TREVISO - Sono due le persone fermate dalla polizia di Capo Verde per l'omicidio della trevigiana Marilena Corrò, si tratta del 48enne Gianfranco Coppola, istruttore di kick boxing e di un 50 enne suo conoscente. Entrambi sono italiani, Coppola, originario dell'Emila Romagna viveva da dieci anni nel paese africano e abitava nel B&B di Marilena Corrò. Secondo i magistrati di Capo Verde il movente potrebbe essere un debito che Coppola aveva nei confronti della donna trevigiana il cui corpo è stato trovato tumefatto all'interno di una cisterna.
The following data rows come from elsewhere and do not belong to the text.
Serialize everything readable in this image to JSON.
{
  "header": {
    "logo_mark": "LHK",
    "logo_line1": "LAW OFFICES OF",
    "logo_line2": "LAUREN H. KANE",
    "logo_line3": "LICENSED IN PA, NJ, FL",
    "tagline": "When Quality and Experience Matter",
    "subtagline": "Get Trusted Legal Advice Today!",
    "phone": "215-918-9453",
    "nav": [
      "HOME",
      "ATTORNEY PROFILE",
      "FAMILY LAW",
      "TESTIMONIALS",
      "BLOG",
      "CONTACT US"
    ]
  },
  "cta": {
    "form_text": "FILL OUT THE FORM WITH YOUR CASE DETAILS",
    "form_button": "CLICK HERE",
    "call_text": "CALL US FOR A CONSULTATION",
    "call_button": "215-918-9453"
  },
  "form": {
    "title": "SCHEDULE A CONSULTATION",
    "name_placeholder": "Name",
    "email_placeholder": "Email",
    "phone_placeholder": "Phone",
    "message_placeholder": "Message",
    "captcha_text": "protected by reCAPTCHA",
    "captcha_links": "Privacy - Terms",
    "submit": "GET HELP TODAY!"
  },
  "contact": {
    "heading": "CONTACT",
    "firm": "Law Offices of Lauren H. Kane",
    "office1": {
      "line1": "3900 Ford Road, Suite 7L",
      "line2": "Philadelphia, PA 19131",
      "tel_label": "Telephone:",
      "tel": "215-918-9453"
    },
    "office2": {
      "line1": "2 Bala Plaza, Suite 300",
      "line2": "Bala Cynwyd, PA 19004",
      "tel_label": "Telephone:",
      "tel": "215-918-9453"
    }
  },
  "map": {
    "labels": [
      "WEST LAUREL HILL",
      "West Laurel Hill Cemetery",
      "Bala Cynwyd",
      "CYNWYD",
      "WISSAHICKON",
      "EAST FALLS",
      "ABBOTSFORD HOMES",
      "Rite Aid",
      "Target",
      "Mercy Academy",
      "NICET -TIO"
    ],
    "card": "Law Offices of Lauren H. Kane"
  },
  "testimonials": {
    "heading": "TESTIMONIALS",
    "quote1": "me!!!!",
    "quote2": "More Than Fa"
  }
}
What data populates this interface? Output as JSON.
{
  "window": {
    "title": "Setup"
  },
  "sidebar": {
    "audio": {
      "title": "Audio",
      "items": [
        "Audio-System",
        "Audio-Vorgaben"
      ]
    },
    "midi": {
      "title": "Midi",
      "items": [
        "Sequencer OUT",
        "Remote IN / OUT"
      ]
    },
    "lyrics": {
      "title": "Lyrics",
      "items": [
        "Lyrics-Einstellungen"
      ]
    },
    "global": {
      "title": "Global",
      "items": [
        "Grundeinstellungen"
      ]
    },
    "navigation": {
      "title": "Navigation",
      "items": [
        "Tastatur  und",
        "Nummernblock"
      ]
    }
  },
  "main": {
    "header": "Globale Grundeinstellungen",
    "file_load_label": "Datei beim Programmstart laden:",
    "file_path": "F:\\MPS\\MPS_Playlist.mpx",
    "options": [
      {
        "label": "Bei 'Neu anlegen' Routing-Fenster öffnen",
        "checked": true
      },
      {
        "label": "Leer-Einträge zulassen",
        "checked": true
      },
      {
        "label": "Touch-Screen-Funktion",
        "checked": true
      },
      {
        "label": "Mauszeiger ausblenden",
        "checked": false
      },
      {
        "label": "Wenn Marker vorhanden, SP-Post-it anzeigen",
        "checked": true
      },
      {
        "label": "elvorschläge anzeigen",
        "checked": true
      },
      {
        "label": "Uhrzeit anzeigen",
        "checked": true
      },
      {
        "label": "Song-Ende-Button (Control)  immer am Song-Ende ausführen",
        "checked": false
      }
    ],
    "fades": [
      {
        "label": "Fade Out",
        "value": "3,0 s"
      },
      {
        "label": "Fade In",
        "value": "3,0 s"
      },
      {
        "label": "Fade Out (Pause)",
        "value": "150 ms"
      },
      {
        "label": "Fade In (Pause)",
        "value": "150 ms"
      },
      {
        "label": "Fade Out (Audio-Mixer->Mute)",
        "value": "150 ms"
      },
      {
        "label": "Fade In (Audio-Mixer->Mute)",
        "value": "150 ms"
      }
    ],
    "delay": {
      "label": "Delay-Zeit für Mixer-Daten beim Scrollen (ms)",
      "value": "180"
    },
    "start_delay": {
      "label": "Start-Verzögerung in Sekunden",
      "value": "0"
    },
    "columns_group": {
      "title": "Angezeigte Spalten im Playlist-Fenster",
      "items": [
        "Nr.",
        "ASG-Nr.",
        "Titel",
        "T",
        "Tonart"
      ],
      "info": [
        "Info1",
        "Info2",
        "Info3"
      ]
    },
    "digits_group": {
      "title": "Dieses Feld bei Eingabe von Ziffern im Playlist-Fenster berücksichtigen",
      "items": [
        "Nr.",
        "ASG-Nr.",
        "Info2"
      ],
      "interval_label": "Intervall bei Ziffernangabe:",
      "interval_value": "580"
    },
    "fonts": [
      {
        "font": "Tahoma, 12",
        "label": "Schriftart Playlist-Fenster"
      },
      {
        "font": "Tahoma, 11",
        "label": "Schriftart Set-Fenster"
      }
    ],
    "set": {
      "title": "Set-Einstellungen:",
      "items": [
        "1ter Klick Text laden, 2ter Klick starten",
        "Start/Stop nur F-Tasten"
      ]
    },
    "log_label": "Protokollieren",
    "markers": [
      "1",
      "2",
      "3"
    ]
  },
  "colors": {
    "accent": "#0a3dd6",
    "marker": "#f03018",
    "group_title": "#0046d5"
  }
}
I poliziotti dopo aver arrestato Coppola hanno perquisito la sua stanza e sequestrato telefoni e pc e oltre 11 mila dollari in contanti, l'uomo avrebbe confessato di essere l'autore dell'omicidio raccontando di non aver colpito la donna con un oggetto contundente ma di averla presa a schiaffi e spinta nella cisterna, cadendo la donna avrebbe battuto la testa, un colpo che le sarebbe stato fatale. La scomparsa tragica di Marilena Corrò ha suscitato una profonda commozione a Treviso, la donna che gestiva il residence da circa un anno era molto conosciuta. In città vivono i suoi due figli, per molti anni aveva gestito un B&B a Borgo Cavour. L'amministrazione comunale ha comunicato di essersi attivata con la Farnesiva per ottenere in tempi brevi il rimpatrio della salma.